The story of Palestrina during the Imperial age is less known, but to judge from the inscriptions, remains of buildings and evidences of considerable artistic level, that have been preserved to the present day, it was a period of discreet prosperity, however not comparable with the splendors of the Republican Age.

In the Augustan Age the monuments and archaeological finds indicate, however, some recovery and modest prosperity of the city. Some sources prove that imperial families had respective attention for the city of Praeneste. Verrius Flacco was native of Praeneste, the famous rhetorician, grammarian and antiquarian, who Emperor Augustus wanted as a tutor of Gaius and Lucius Caesar, his adopted children. This famous personality is mentioned by Suetonius, for having given to his hometown a monumental fountain, which he had built in the Forum near whom he exposed his reconstruction of the Roman calendar, fragments of which have been repeatedly found in Palestrina and are now exibited at Palazzo Massimo at Rome with the ancient name of Fasti Praenestini.

Tiberius had a residence at Praeneste, where among other things he recovered from a serious illness, so that, in order to show his gratitude, he gave the city the administrative status of a municipality, which included facilities for the inhabitants, including taxes.

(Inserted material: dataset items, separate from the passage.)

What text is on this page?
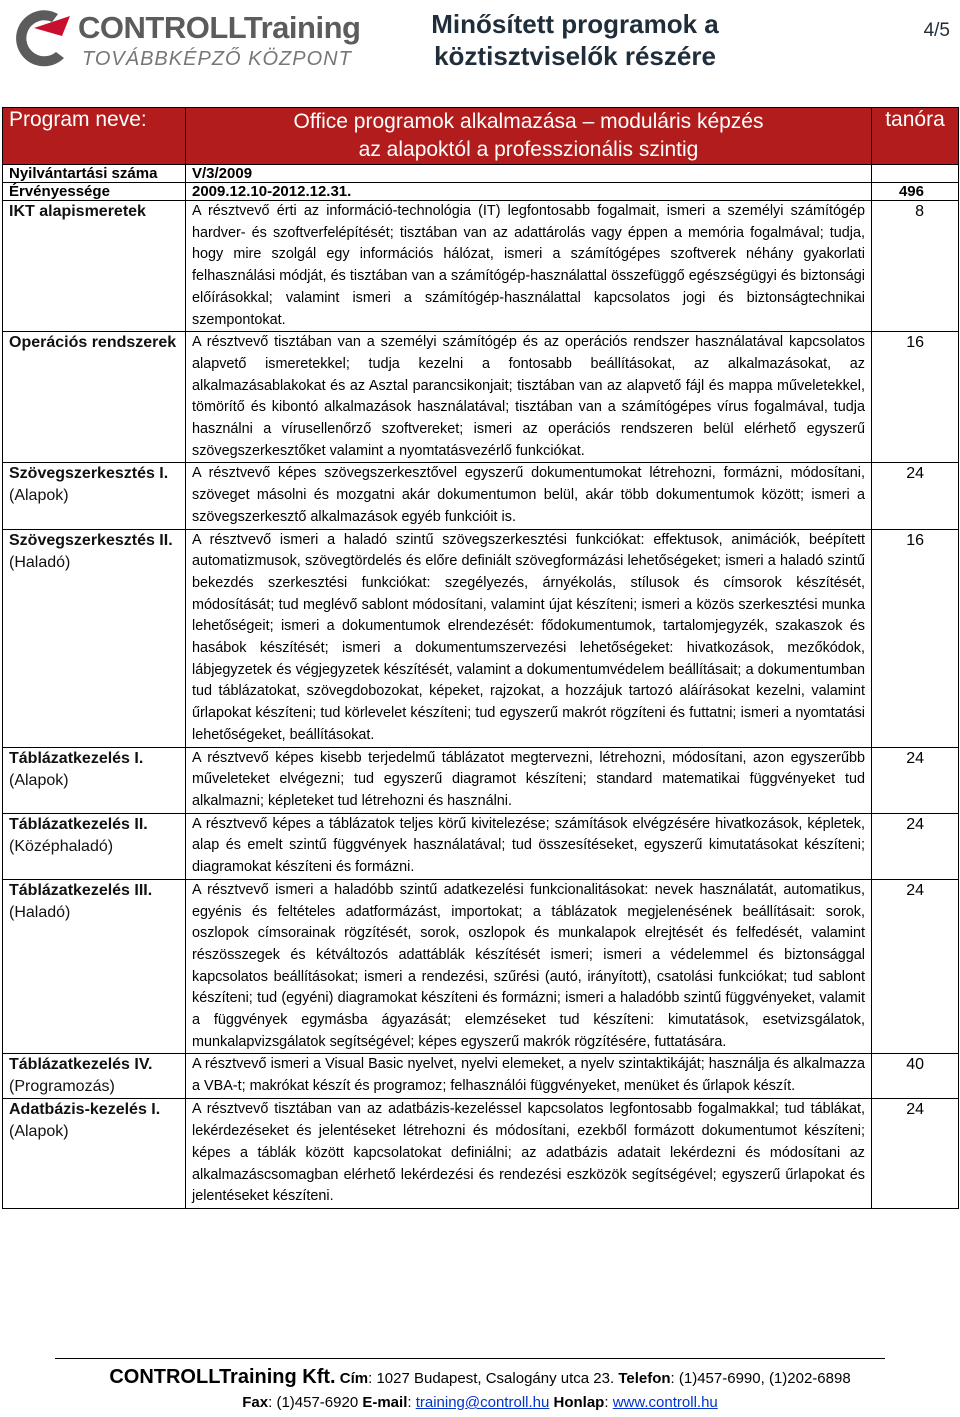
CONTROLLTraining
TOVÁBBKÉPZŐ KÖZPONT
Minősített programok a
köztisztviselők részére
4/5
Program neve:	Office programok alkalmazása – moduláris képzés
az alapoktól a professzionális szintig	tanóra
Nyilvántartási száma	V/3/2009	
Érvényessége	2009.12.10-2012.12.31.	496
IKT alapismeretek	A résztvevő érti az információ-technológia (IT) legfontosabb fogalmait, ismeri a személyi számítógép hardver- és szoftverfelépítését; tisztában van az adattárolás vagy éppen a memória fogalmával; tudja, hogy mire szolgál egy információs hálózat, ismeri a számítógépes szoftverek néhány gyakorlati felhasználási módját, és tisztában van a számítógép-használattal összefüggő egészségügyi és biztonsági előírásokkal; valamint ismeri a számítógép-használattal kapcsolatos jogi és biztonságtechnikai szempontokat.	8
Operációs rendszerek	A résztvevő tisztában van a személyi számítógép és az operációs rendszer használatával kapcsolatos alapvető ismeretekkel; tudja kezelni a fontosabb beállításokat, az alkalmazásokat, az alkalmazásablakokat és az Asztal parancsikonjait; tisztában van az alapvető fájl és mappa műveletekkel, tömörítő és kibontó alkalmazások használatával; tisztában van a számítógépes vírus fogalmával, tudja használni a vírusellenőrző szoftvereket; ismeri az operációs rendszeren belül elérhető egyszerű szövegszerkesztőket valamint a nyomtatásvezérlő funkciókat.	16
Szövegszerkesztés I.
(Alapok)	A résztvevő képes szövegszerkesztővel egyszerű dokumentumokat létrehozni, formázni, módosítani, szöveget másolni és mozgatni akár dokumentumon belül, akár több dokumentumok között; ismeri a szövegszerkesztő alkalmazások egyéb funkcióit is.	24
Szövegszerkesztés II.
(Haladó)	A résztvevő ismeri a haladó szintű szövegszerkesztési funkciókat: effektusok, animációk, beépített automatizmusok, szövegtördelés és előre definiált szövegformázási lehetőségeket; ismeri a haladó szintű bekezdés szerkesztési funkciókat: szegélyezés, árnyékolás, stílusok és címsorok készítését, módosítását; tud meglévő sablont módosítani, valamint újat készíteni; ismeri a közös szerkesztési munka lehetőségeit; ismeri a dokumentumok elrendezését: fődokumentumok, tartalomjegyzék, szakaszok és hasábok készítését; ismeri a dokumentumszervezési lehetőségeket: hivatkozások, mezőkódok, lábjegyzetek és végjegyzetek készítését, valamint a dokumentumvédelem beállításait; a dokumentumban tud táblázatokat, szövegdobozokat, képeket, rajzokat, a hozzájuk tartozó aláírásokat kezelni, valamint űrlapokat készíteni; tud körlevelet készíteni; tud egyszerű makrót rögzíteni és futtatni; ismeri a nyomtatási lehetőségeket, beállításokat.	16
Táblázatkezelés I.
(Alapok)	A résztvevő képes kisebb terjedelmű táblázatot megtervezni, létrehozni, módosítani, azon egyszerűbb műveleteket elvégezni; tud egyszerű diagramot készíteni; standard matematikai függvényeket tud alkalmazni; képleteket tud létrehozni és használni.	24
Táblázatkezelés II.
(Középhaladó)	A résztvevő képes a táblázatok teljes körű kivitelezése; számítások elvégzésére hivatkozások, képletek, alap és emelt szintű függvények használatával; tud összesítéseket, egyszerű kimutatásokat készíteni; diagramokat készíteni és formázni.	24
Táblázatkezelés III.
(Haladó)	A résztvevő ismeri a haladóbb szintű adatkezelési funkcionalitásokat: nevek használatát, automatikus, egyénis és feltételes adatformázást, importokat; a táblázatok megjelenésének beállításait: sorok, oszlopok címsorainak rögzítését, sorok, oszlopok és munkalapok elrejtését és felfedését, valamint részösszegek és kétváltozós adattáblák készítését ismeri; ismeri a védelemmel és biztonsággal kapcsolatos beállításokat; ismeri a rendezési, szűrési (autó, irányított), csatolási funkciókat; tud sablont készíteni; tud (egyéni) diagramokat készíteni és formázni; ismeri a haladóbb szintű függvényeket, valamit a függvények egymásba ágyazását; elemzéseket tud készíteni: kimutatások, esetvizsgálatok, munkalapvizsgálatok segítségével; képes egyszerű makrók rögzítésére, futtatására.	24
Táblázatkezelés IV.
(Programozás)	A résztvevő ismeri a Visual Basic nyelvet, nyelvi elemeket, a nyelv szintaktikáját; használja és alkalmazza a VBA-t; makrókat készít és programoz; felhasználói függvényeket, menüket és űrlapok készít.	40
Adatbázis-kezelés I.
(Alapok)	A résztvevő tisztában van az adatbázis-kezeléssel kapcsolatos legfontosabb fogalmakkal; tud táblákat, lekérdezéseket és jelentéseket létrehozni és módosítani, ezekből formázott dokumentumot készíteni; képes a táblák között kapcsolatokat definiálni; az adatbázis adatait lekérdezni és módosítani az alkalmazáscsomagban elérhető lekérdezési és rendezési eszközök segítségével; egyszerű űrlapokat és jelentéseket készíteni.	24
CONTROLLTraining Kft. Cím: 1027 Budapest, Csalogány utca 23. Telefon: (1)457-6990, (1)202-6898
Fax: (1)457-6920 E-mail: training@controll.hu Honlap: www.controll.hu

Perhaps the property of Tiberius bacome the imperial house and it was the same one upon the emperor Hadrian built his villa, definitely identifiable with the remains of ancient structures that came to light in the area of the modern cemetery.

Certainly the cult of Fortun continued to be active, although to a lesser degree than before, evidenced by the dedications given by devoted to divinity of Fortune until the 3rd century AD. The cults of Oriental origin were also introduced to Palestrina, with mistical and initiatory character, such as Cybele and Mithras, and maybe even Jupiter Dolicheno.The evidences related to these cults are exposed in the Museum. In 274 a.d. the Christian Agapito was martyred in the Amphitheatre of Palestrina, than sanctified and buried in a specially built church in southeast part of the town, on a road that leads to Valmontone. The main church of Palestrina was dadicated to Saint Agapito, consecrated in 5th century by readjustment of the structure of the Temple of Jupiter, which  forms the nucleus of prenestin Cathedral where from 898 are housed the remains of the martyr.